Toutefois, plusieurs de ces équipements doivent maintenant faire l’objet de rénovations, tandis que d’autres thématiques sont apparues. « Nous voyons toujours des dossiers d’infrastructures Core historiques, devenues brownfield et que les investisseurs cèdent dans une logique de rotation de leurs portefeuilles. C’est le cas pour des autoroutes par exemple ; nous revoyons aussi de l’appétit pour les aéroports et le ferroviaire, sans parler des besoins d’investissements importants du côté des réseaux de chaleur ou d’électricité. Des sujets plus récents comme les réseaux de fibre ou les data centers, voire la production d’énergie renouvelable, peuvent aussi donner lieu à des transactions de type Core, dans la mesure où les actifs sont appuyés sur des contrats longs et sécurisés », résume Grégory Roquier, managing partner cofondateur avec Charles-Henri Larreur de Virellian Partners. Ces deux anciens de DC Advisory ont pris leur indépendance et créé leur propre boutique de conseil M&A dédié à l’infrastructure à la suite de l’annonce de la fermeture du bureau parisien de la firme britannique, emmenant avec eux une partie de leur ancienne équipe. « Nous avons fait le choix de la spécialisation sur les sujets d’infrastructures, ce qui nous différencie des autres acteurs du marché qui, bien souvent, ont des équipes hybrides mêlant des experts de la classe d’actifs et des profils plus généralistes. Par ailleurs, nous nous positionnons sur tous les types de transactions, qu’il s’agisse de lever de l’equity ou de la dette, et tous les segments que sont l’énergie, le transport, le digital et les infrastructures sociales, en nous adressant à des corporates comme à des fonds. Nous nous appuyons sur notre track record en la matière, constitué pendant vingt-cinq ans dans le secteur », présentaient-ils en septembre dernier, dans nos colonnes.

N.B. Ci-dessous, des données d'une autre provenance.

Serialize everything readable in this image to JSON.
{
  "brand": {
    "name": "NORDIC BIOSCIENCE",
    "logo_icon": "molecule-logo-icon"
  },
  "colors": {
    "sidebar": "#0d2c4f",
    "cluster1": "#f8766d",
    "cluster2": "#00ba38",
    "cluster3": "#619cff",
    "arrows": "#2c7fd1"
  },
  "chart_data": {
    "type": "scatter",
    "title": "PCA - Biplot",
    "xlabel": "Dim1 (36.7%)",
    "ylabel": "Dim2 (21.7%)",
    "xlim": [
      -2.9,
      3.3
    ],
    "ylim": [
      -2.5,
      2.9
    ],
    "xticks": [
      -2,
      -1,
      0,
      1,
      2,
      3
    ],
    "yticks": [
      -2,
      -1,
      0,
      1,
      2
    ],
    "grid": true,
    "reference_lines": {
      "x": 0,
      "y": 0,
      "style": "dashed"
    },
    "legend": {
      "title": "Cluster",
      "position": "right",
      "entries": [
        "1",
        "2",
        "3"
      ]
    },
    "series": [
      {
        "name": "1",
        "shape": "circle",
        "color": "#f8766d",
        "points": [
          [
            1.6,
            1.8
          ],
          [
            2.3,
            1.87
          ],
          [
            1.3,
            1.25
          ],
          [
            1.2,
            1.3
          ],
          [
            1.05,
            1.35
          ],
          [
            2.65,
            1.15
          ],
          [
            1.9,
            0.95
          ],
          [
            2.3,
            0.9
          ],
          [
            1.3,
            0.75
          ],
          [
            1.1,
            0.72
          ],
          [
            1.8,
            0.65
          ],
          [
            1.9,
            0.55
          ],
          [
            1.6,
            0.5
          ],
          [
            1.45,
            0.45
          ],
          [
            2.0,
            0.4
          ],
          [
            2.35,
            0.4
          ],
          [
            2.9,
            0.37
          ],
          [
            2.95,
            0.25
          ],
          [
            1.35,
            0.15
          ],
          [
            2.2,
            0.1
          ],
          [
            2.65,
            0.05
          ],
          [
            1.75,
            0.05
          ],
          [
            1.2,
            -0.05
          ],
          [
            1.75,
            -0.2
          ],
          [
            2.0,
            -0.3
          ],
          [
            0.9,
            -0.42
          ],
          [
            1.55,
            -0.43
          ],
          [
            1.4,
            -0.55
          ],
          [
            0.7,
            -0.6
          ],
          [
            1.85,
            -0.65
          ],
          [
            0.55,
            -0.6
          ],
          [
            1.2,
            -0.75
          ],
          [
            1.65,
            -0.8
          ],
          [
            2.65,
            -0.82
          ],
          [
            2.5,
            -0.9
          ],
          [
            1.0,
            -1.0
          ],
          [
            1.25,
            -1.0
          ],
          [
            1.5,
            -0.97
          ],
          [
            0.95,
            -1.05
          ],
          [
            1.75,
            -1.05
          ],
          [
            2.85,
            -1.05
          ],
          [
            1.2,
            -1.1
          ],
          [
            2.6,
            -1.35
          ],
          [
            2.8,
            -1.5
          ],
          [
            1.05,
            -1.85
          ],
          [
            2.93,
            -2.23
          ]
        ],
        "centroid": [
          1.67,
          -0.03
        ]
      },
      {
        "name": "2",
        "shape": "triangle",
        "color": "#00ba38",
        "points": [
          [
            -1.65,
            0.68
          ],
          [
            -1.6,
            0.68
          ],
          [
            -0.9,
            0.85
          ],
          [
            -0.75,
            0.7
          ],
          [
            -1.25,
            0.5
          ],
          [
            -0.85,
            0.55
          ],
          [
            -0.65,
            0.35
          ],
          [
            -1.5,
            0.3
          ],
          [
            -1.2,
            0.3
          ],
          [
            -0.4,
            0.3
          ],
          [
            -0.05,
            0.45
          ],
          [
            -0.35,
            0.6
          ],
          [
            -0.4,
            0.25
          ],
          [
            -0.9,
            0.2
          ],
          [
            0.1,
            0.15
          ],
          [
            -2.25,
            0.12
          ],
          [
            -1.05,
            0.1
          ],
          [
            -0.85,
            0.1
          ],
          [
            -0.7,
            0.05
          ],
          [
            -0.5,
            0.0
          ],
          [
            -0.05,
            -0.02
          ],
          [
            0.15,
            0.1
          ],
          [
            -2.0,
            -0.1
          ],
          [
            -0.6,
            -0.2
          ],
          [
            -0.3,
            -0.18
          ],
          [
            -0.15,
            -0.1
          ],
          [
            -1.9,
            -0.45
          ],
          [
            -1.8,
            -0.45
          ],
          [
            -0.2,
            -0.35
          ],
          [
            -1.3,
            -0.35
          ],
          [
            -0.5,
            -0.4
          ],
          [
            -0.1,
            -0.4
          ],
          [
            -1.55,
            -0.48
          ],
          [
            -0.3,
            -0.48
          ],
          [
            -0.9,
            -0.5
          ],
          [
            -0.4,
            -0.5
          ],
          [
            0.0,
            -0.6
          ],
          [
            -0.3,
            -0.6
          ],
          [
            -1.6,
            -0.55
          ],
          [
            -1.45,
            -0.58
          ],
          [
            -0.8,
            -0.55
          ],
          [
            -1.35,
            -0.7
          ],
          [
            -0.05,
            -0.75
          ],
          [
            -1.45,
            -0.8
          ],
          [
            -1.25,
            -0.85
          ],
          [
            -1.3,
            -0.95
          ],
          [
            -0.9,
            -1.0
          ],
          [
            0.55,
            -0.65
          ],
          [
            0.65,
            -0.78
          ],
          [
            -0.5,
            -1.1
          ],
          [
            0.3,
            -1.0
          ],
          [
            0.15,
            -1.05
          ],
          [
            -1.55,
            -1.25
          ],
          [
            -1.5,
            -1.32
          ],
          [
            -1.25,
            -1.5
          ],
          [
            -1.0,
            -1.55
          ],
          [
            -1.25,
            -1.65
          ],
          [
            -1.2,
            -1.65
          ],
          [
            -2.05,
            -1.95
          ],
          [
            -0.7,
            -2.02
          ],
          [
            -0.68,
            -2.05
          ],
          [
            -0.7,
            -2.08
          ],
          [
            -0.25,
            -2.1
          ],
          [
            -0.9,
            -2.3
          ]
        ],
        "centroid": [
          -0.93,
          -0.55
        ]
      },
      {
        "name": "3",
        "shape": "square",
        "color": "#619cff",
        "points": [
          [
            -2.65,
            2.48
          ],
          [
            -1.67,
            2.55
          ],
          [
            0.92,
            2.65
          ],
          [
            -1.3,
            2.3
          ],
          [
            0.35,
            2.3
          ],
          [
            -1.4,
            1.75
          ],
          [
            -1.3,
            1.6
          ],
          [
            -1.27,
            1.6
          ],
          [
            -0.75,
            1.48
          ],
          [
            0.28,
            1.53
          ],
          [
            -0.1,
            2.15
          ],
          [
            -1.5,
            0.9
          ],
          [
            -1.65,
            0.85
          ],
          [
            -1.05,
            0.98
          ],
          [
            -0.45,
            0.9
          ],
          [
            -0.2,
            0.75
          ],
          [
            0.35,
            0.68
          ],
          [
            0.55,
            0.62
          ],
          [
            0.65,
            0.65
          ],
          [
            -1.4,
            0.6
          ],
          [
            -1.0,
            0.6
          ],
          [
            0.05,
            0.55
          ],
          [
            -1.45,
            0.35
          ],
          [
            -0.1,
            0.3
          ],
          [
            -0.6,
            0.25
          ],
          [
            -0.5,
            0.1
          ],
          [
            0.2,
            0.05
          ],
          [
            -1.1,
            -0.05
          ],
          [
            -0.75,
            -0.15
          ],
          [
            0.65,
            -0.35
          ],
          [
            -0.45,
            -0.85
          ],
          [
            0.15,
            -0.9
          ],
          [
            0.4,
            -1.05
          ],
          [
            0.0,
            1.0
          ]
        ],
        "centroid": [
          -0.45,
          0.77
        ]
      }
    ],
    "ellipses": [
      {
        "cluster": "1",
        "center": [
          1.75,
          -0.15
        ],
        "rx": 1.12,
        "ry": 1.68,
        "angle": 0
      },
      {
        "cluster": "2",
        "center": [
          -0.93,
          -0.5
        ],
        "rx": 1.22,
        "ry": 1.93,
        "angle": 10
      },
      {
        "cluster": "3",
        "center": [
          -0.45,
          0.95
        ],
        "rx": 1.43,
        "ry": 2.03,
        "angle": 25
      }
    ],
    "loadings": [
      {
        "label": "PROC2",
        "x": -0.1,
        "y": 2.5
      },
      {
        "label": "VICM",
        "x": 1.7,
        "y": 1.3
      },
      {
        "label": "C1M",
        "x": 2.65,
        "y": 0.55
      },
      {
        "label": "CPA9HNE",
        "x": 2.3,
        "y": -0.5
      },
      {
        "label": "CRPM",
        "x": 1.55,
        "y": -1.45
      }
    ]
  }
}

« Le pipeline européen est gigantesque et prévisible, alimenté par la recherche de souveraineté, la nécessaire décarbonation de l’économie ou encore le besoin de compétitivité de notre industrie, abonde Mounir Corm, associé cofondateur avec Gwénola Chambon de Vauban Infrastructure Partners. Certaines infrastructures ont été sous-investies depuis une cinquantaine d’années, comme le rail ou les réseaux électriques, entraînant une dette dite “grise” qu’il va bien falloir résorber. Les opérateurs vont donc se concentrer sur ce chantier et y allouer des capex, limitant de fait leur capacité à développer de nouvelles infrastructures, par exemple des plateformes de transport multimodal, de nouvelles lignes TGV, ou à travailler à l’électrification de leurs flottes actuelles. Ce sont autant de sujets sur lesquels des acteurs de l’infrastructure essentielle comme nous peuvent travailler. » Actrice historique des PPP, cette société de gestion cultive depuis de nombreuses années son positionnement sur le segment Core de l’infrastructure. Elle lève actuellement le cinquième millésime de sa gamme flagship, Vauban Core Infrastructure Fund V, d’une taille cible de 2,5 milliards d’euros. En parallèle, elle mène à bien son aggiornamento capitalistique à l’issue duquel elle passera sous le contrôle de son équipe tandis que son actionnaire historique, Natixis IM, abaissera sa participation à 24,9 % et que le GP-staker Investcorp Strategic Capital Group (ISCG, lire aussi enquête page 26) fera son entrée à son capital au même niveau. L’un des objectifs de cette refonte est de prendre position sur un autre marché souffrant d’un sous-investissement massif en infrastructures : les États-Unis.